When he returned home, the house seemed cold and a little musty, although it was hot outside. After his dutiful call to the police station, he opened the windows in the living room, and the warm breezes flowed in and through the house. He got a bottle of beer and sat with his feet up on a table, and was suddenly conscious that he liked this place which had so recently been a prison. He was free and relieved of care; he had never known a feeling of such complete well-being. Perhaps, once — yes, it reminded him of that time. They had been fighting north of Rome; the outfit was relieved, sent to a rear area, and the gang got furloughs together. They’d gone to recently liberated Rome, and had rooms in a hotel, and even had baths. They had been clean and free: the grim weariness, the discipline, the fear of death which had been the most important things in life for so long were suddenly effaced. They had all felt it then: the ineffable peace, the sensation of being in a world where there was no war, no conflict, no unpleasantness even; where there were no orders to obey, no one to please or propitiate. It had been a Godsend then, for without those few blissful days they might all have cracked, as he did... This present surcease had come none too soon; he might, indeed, as Helen had predicted, have cracked again.
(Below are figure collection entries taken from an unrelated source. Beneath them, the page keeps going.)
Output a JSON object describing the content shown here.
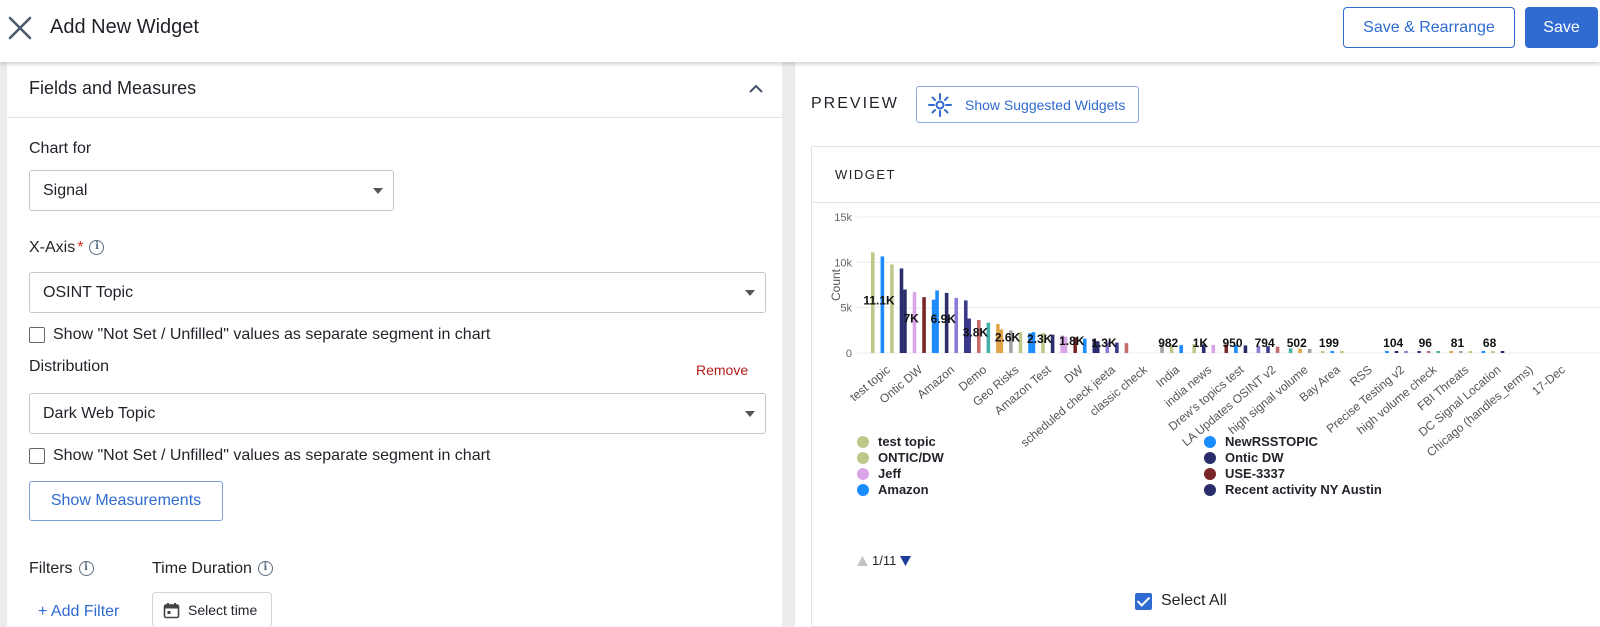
{
  "header": {
    "title": "Add New Widget",
    "save_rearrange_label": "Save & Rearrange",
    "save_label": "Save"
  },
  "left": {
    "section_title": "Fields and Measures",
    "chart_for_label": "Chart for",
    "chart_for_value": "Signal",
    "x_axis_label": "X-Axis",
    "x_axis_required": "*",
    "x_axis_value": "OSINT Topic",
    "not_set_label": "Show \"Not Set / Unfilled\" values as separate segment in chart",
    "distribution_label": "Distribution",
    "remove_label": "Remove",
    "distribution_value": "Dark Web Topic",
    "show_measurements_label": "Show Measurements",
    "filters_label": "Filters",
    "time_duration_label": "Time Duration",
    "add_filter_label": "+ Add Filter",
    "select_time_label": "Select time"
  },
  "right": {
    "preview_label": "PREVIEW",
    "suggest_label": "Show Suggested Widgets",
    "widget_label": "WIDGET",
    "pager_label": "1/11",
    "select_all_label": "Select All"
  },
  "legend": [
    {
      "label": "test topic",
      "color": "#bcc98b"
    },
    {
      "label": "ONTIC/DW",
      "color": "#bcc98b"
    },
    {
      "label": "Jeff",
      "color": "#d9a5e8"
    },
    {
      "label": "Amazon",
      "color": "#1a8cff"
    },
    {
      "label": "NewRSSTOPIC",
      "color": "#1a8cff"
    },
    {
      "label": "Ontic DW",
      "color": "#2a2d6b"
    },
    {
      "label": "USE-3337",
      "color": "#7a2626"
    },
    {
      "label": "Recent activity NY Austin",
      "color": "#2a2d6b"
    }
  ],
  "chart_data": {
    "type": "bar",
    "ylabel": "Count",
    "ylim": [
      0,
      15000
    ],
    "yticks": [
      "0",
      "5k",
      "10k",
      "15k"
    ],
    "categories": [
      "test topic",
      "Ontic DW",
      "Amazon",
      "Demo",
      "Geo Risks",
      "Amazon Test",
      "DW",
      "scheduled check jeeta",
      "classic check",
      "India",
      "india news",
      "Drew's topics test",
      "LA Updates OSINT v2",
      "high signal volume",
      "Bay Area",
      "RSS",
      "Precise Testing v2",
      "high volume check",
      "FBI Threats",
      "DC Signal Location",
      "Chicago (handles_terms)",
      "17-Dec"
    ],
    "totals": [
      11100,
      7000,
      6900,
      3800,
      2600,
      2300,
      1800,
      1300,
      null,
      982,
      1000,
      950,
      794,
      502,
      199,
      null,
      104,
      96,
      81,
      68,
      null,
      null
    ],
    "data_labels": [
      "11.1K",
      "7K",
      "6.9K",
      "3.8K",
      "2.6K",
      "2.3K",
      "1.8K",
      "1.3K",
      "",
      "982",
      "1K",
      "950",
      "794",
      "502",
      "199",
      "",
      "104",
      "96",
      "81",
      "68",
      "",
      ""
    ]
  }
}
But not now. Not any more. He took a long pull at the beer. He was free now. He had peace. He could live, now, and work. And it was time to get to work.

He went upstairs and sat down before the typewriter. But he was hearing the ring of every telephone in the neighborhood, and between going to the stairs to be sure it was not his, and looking out the window every time it seemed a car might be stopping, he accomplished almost nothing. About five o’clock his phone did ring, and he had to rehearse his “Hello” three times before he dared lift the instrument and speak the word into the mouthpiece. But it was a wrong number, and he returned to his room nervous and let down.